İlker Başbuğ’dan İstanbul kararına tepki

Yayın tarihi: 15 Nisan 2019 Pazartesi 10:05 am - Güncelleme: 15 Nisan 2019 Pazartesi 10:05 am

Eski Genelkurmay Başkanı Başbuğ, İstanbul seçimlerinde yaşanan süreci eleştirerek, “Seçimlerle ilgili “kişilerin vicdanında” ve “kamu vicdanında” bazı soruların doğmasına neden olunması, demokrasimize zarar verir” dedi.

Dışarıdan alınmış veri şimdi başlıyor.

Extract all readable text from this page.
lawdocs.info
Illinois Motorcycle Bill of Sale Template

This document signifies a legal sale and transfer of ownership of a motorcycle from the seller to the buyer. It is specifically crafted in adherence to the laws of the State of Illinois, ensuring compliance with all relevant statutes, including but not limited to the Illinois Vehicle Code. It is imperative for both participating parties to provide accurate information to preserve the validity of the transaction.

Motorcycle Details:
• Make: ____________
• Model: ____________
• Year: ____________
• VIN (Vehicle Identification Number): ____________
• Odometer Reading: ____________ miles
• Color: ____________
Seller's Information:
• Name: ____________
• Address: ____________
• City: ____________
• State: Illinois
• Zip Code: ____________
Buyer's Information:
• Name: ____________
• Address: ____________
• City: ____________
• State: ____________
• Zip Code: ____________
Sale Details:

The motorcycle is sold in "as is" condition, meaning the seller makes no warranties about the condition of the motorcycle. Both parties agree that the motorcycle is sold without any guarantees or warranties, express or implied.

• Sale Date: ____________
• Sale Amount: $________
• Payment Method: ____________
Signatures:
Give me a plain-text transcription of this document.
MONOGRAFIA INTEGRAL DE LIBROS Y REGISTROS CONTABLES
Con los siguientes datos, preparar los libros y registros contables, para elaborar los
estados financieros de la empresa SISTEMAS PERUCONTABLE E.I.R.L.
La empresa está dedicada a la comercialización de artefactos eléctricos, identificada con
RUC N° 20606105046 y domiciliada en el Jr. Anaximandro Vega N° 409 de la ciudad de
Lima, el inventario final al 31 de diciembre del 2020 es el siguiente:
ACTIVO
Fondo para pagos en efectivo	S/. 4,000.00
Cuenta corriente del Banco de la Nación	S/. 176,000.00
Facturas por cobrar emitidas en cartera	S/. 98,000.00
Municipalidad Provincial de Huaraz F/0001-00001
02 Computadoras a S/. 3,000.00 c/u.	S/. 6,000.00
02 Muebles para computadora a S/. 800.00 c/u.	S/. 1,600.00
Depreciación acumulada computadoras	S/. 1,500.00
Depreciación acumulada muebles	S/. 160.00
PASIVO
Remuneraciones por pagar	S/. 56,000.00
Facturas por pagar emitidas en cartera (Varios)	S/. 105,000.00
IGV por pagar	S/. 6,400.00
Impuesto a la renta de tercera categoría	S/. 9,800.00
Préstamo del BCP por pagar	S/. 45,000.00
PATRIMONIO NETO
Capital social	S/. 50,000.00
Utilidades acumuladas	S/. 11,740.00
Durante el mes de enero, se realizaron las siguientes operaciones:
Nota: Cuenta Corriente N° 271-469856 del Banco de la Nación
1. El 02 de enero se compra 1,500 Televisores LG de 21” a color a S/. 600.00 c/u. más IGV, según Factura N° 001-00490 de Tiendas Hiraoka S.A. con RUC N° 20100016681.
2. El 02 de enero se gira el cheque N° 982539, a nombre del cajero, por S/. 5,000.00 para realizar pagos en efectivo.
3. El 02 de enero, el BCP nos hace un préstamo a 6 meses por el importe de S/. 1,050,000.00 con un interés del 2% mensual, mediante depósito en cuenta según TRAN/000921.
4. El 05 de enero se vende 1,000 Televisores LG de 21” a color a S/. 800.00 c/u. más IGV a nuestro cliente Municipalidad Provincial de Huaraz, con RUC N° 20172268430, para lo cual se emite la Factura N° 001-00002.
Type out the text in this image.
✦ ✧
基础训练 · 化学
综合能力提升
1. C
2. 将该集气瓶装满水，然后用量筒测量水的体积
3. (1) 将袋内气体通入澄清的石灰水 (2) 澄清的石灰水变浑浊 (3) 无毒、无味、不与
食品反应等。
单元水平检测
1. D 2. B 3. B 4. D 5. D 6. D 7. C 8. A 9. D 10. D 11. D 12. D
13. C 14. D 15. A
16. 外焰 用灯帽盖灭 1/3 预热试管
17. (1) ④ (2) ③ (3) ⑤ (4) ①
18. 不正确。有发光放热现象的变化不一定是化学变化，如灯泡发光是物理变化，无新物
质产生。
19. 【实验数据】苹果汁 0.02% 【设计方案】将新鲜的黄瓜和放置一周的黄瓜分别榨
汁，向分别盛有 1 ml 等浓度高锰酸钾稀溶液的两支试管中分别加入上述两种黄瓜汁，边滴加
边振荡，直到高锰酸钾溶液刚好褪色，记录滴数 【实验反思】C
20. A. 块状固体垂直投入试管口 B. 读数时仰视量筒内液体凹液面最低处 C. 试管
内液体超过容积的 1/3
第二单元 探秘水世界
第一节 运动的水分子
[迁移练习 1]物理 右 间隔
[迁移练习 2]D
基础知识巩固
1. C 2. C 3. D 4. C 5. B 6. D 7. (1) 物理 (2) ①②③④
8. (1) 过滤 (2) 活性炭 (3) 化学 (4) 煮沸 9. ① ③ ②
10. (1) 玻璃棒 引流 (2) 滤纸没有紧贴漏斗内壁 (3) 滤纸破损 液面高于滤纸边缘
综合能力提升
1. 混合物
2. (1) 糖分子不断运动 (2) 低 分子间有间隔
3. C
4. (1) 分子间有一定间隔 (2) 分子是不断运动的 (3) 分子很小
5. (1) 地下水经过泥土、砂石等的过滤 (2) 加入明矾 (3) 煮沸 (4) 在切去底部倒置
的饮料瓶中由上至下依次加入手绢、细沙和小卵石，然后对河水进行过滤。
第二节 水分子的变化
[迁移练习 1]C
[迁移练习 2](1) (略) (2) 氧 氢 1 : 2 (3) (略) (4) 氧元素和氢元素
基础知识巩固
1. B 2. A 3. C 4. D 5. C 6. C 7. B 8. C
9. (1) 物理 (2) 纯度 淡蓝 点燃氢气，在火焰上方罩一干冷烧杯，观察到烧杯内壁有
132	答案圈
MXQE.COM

Eski Genelkurmay Başkanı İlker Başbuğ, sosyal medya hesabından açıklamalarda bulundu.  İlker Başbuğ

Başbuğ’un paylaşımları şöyle: 

Atatürk, cumhuriyeti “ahlaksal erdeme” dayanan bir yönetim şekli olarak tanımlamıştır. İstenen cumhuriyet rejiminin yetiştirdiği kişilerin erdem sahibi olmasıdır. Erdemli olmak, olaylar karşısında “vicdan muhakemesi” yapabilen, “güçlü karaktere” sahip insan olmaktır.

Konfüçyüs insanların iki şekilde yönetilebileceğini ileri sürmüştür. Ona göre sadece ceza ile yönetilen insanlarda “şeref” ve “utanma” duygusu oluşmaz, erdemle yönetilenlerde ise hem “şeref” hem de “utanma” duygusu oluşur ve bu insanlar “doğru”yu ve “iyi”yi yapmaya çalışırlar.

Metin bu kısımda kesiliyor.